Tulisan ini adalah hasil “Kelas Menulis” yang merupakan bagian dari kegiatan pelatihan Aleut Development Program (APD) 2020.
Ditulis oleh : Madihatur Rabiah
Ini merupakan ketigakalinya diriku menginjakkan kaki di kota yang terkenal dengan dodolnya, dan keduakalinya kuikuti kegiatan momotoran yang kali ini tujuannya ke Rancabuaya.
Pagi, 8 November 2020, aku dan sembilan peserta Aleut Development Program lainnya berangkat dari sekretariat Komunitas Aleut menggunakan enam buah motor. Sebelumnya kami briefing dulu tentang hal-hal yang perlu diperhatikan selama dalam perjalanan, dan berdoa bersama.

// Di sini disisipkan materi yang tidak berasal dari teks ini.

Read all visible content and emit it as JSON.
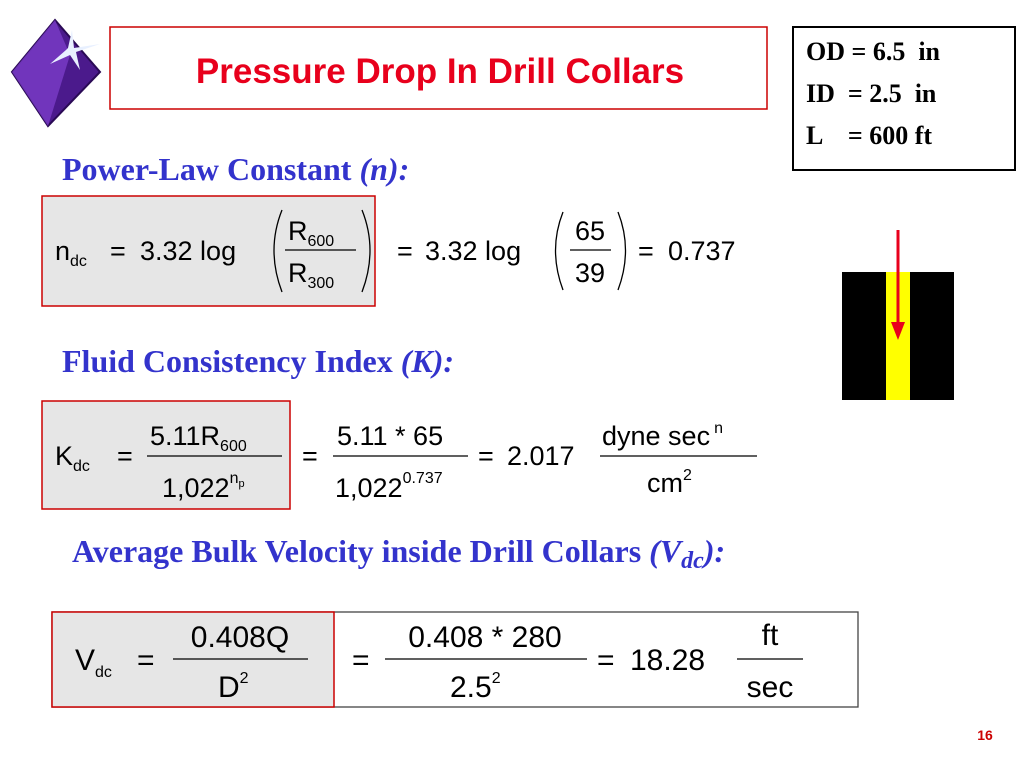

Setelah semuanya siap, kami berangkat melalui rute Pangalengan yang sama persis seperti waktu momotoran ke Pangalengan dua minggu lalu. Bedanya, kali ini kami berhenti di sebuah pertigaan di Cimaung. Di sini kami diminta untuk mengamati sebuah tugu yang didirikan di sudut pertigaan jalan itu. Ternyata tugu ini didirikan untuk memperingati suatu peristiwa yang pernah terjadi di situ pada tahun 1932, yaitu ketika Ir. Soekarno memberikan kuliah politik untuk warga setempat. Pada sebuah prasasti tertulis sekitar seratus nama warga yang mengikuti kuliah politik itu, nama yang tertera paling atas adalah Inggit Garnasih.

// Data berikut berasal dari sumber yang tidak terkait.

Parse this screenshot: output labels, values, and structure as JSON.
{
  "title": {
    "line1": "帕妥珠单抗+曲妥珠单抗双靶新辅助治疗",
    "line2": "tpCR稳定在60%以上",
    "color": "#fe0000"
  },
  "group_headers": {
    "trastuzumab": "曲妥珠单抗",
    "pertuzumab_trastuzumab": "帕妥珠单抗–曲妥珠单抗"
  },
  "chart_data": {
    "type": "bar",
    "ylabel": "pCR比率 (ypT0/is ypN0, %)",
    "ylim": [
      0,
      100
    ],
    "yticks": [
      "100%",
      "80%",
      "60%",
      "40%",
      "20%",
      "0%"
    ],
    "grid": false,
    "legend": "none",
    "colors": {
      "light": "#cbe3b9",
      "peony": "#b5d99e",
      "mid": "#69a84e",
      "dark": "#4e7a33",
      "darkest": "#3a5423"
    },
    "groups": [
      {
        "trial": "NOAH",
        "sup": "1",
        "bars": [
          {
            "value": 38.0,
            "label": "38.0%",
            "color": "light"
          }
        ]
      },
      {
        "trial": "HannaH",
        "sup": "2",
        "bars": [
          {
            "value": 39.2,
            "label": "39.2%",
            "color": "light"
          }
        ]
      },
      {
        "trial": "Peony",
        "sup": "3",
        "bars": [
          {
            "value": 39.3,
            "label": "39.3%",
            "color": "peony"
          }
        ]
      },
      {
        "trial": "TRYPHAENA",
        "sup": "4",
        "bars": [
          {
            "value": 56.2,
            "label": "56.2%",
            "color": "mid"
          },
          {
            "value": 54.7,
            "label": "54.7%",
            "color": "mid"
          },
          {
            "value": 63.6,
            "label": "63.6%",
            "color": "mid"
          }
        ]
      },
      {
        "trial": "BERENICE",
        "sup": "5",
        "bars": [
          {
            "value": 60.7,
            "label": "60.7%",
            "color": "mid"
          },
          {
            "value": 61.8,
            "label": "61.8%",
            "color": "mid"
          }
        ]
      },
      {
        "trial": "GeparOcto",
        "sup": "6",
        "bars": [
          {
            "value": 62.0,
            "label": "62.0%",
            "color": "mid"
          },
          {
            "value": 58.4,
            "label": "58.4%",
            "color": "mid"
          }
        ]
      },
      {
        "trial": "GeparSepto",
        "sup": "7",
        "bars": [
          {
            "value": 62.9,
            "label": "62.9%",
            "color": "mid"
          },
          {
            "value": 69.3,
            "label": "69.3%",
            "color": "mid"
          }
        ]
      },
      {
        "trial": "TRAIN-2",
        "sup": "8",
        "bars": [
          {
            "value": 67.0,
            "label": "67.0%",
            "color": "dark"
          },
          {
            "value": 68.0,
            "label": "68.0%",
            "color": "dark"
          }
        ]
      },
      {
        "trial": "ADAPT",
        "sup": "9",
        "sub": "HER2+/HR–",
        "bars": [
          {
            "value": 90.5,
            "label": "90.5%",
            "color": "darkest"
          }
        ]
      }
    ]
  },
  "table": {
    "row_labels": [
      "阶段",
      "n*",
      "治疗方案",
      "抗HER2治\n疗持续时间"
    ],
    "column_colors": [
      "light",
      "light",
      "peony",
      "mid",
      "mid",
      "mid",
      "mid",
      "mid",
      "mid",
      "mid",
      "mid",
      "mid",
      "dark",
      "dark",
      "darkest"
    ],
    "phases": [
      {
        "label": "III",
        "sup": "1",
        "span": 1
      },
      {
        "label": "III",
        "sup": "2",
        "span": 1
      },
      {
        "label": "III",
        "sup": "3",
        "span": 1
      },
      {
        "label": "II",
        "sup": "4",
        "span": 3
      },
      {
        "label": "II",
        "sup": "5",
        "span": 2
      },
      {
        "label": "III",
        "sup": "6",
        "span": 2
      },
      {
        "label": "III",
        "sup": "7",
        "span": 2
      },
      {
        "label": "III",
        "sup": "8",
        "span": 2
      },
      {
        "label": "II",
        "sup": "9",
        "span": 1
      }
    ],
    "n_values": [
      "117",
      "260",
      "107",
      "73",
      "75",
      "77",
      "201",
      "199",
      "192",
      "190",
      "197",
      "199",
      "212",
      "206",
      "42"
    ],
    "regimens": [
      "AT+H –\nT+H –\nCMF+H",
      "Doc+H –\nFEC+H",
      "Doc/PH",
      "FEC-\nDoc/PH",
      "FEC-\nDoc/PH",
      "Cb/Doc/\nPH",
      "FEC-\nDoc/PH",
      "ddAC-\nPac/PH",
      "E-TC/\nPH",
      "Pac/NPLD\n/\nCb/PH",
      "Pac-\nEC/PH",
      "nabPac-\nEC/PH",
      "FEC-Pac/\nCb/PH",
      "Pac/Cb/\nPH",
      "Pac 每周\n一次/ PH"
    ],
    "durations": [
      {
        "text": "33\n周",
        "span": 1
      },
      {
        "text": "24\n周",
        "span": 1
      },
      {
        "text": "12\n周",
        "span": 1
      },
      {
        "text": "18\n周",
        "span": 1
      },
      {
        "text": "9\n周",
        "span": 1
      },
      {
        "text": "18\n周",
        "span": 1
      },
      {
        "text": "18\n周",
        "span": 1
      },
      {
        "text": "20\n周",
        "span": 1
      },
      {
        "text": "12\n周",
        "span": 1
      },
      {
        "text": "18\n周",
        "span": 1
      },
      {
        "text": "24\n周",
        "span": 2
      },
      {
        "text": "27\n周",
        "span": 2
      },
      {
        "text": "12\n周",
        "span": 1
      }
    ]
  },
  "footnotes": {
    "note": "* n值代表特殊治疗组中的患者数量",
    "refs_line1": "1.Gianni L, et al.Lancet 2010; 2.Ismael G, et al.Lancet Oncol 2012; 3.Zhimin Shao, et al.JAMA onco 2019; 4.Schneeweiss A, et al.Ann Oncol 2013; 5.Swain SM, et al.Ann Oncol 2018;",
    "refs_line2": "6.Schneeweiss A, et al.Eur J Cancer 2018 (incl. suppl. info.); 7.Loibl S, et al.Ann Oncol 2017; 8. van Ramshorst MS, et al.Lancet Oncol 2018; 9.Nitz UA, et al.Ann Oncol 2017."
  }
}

Setelah diberikan waktu untuk mendokumentasikan area sekitar tugu tersebut, kami lanjutkan perjalanan. Ketika melewati jembatan bertuliskan Cikalong, aku teringat lagi cerita gunung-gunung di sekitar kawasan ini yang disampaikan saat momotoran ke Pangalengan dua minggu lalu.

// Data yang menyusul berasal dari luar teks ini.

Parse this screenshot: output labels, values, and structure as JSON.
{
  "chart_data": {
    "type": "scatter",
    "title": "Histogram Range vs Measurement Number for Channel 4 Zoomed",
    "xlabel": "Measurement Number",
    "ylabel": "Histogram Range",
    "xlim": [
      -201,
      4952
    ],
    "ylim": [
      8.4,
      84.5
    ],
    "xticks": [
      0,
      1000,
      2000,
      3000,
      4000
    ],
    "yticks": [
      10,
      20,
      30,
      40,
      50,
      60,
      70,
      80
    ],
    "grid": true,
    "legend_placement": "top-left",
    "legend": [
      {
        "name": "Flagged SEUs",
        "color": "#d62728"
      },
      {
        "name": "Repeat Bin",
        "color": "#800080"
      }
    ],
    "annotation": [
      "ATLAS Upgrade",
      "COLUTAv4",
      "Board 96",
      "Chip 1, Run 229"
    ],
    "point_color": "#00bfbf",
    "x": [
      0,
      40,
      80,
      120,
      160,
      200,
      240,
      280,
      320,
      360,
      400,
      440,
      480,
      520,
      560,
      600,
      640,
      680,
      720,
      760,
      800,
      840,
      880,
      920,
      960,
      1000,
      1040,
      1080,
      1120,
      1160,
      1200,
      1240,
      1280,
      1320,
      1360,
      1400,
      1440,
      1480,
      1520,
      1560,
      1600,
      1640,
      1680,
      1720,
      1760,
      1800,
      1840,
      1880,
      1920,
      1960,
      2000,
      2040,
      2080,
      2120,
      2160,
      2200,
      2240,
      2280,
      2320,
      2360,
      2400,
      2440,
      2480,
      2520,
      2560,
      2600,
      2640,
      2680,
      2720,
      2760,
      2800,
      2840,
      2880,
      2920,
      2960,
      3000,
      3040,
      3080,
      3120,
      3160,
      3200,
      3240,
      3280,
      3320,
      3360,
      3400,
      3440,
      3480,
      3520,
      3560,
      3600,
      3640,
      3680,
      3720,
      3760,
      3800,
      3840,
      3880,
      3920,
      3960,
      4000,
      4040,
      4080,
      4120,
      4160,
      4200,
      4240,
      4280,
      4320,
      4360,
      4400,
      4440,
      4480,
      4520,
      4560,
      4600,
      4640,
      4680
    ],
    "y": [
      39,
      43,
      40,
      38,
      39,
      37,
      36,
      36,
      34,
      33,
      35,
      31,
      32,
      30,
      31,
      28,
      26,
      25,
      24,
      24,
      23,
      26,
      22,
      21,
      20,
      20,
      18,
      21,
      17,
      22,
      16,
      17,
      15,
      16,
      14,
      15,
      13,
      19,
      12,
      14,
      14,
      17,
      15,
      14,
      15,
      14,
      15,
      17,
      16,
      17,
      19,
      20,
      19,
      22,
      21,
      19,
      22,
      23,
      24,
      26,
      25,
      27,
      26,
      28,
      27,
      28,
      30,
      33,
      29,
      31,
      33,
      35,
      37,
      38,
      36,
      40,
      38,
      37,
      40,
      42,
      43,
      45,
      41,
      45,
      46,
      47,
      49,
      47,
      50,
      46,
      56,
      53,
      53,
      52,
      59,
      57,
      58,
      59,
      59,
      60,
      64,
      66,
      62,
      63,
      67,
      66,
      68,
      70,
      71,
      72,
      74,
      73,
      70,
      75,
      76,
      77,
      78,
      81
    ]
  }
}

Tak lama kemudian, kami melewati sebuah gapura batu dengan tulisan Perkebunan Teh Cukul. Beberapa saat kemudian, aku terkesima melihat sebuah bangunan besar berwarna putih yang mirip dengan rumah-rumah di Eropa. Di dekat rumah ini ada sebuah danau kecil yang dikelilingi oleh taman. Indah sekali. Tidak jauh dari situ, kami berhenti untuk mengamati lingkungan sekitar sambil sarapan di sebuah warung.
Di sini aku dengar dari ibu warung bahwa rumah putih tadi sering disebut sebagai Rumah Jerman, pemiliknya adalah perusahaan teh yang juga pemilik Perkebunan Cukul. Ibu warung juga bercerita bahwa perkebunan ini juga berbatasan dengan wilayah Kabupaten Garut. Sebelum berangkat lagi, aku masih mendengar cerita ibu warung tentang Kampung Kahuripan yang ada di bawah, kampung kecil yang terdiri dari 14 rumah dan dihuni oleh 48 keluarga yang semuanya pekerja di Perkebunan Cukul.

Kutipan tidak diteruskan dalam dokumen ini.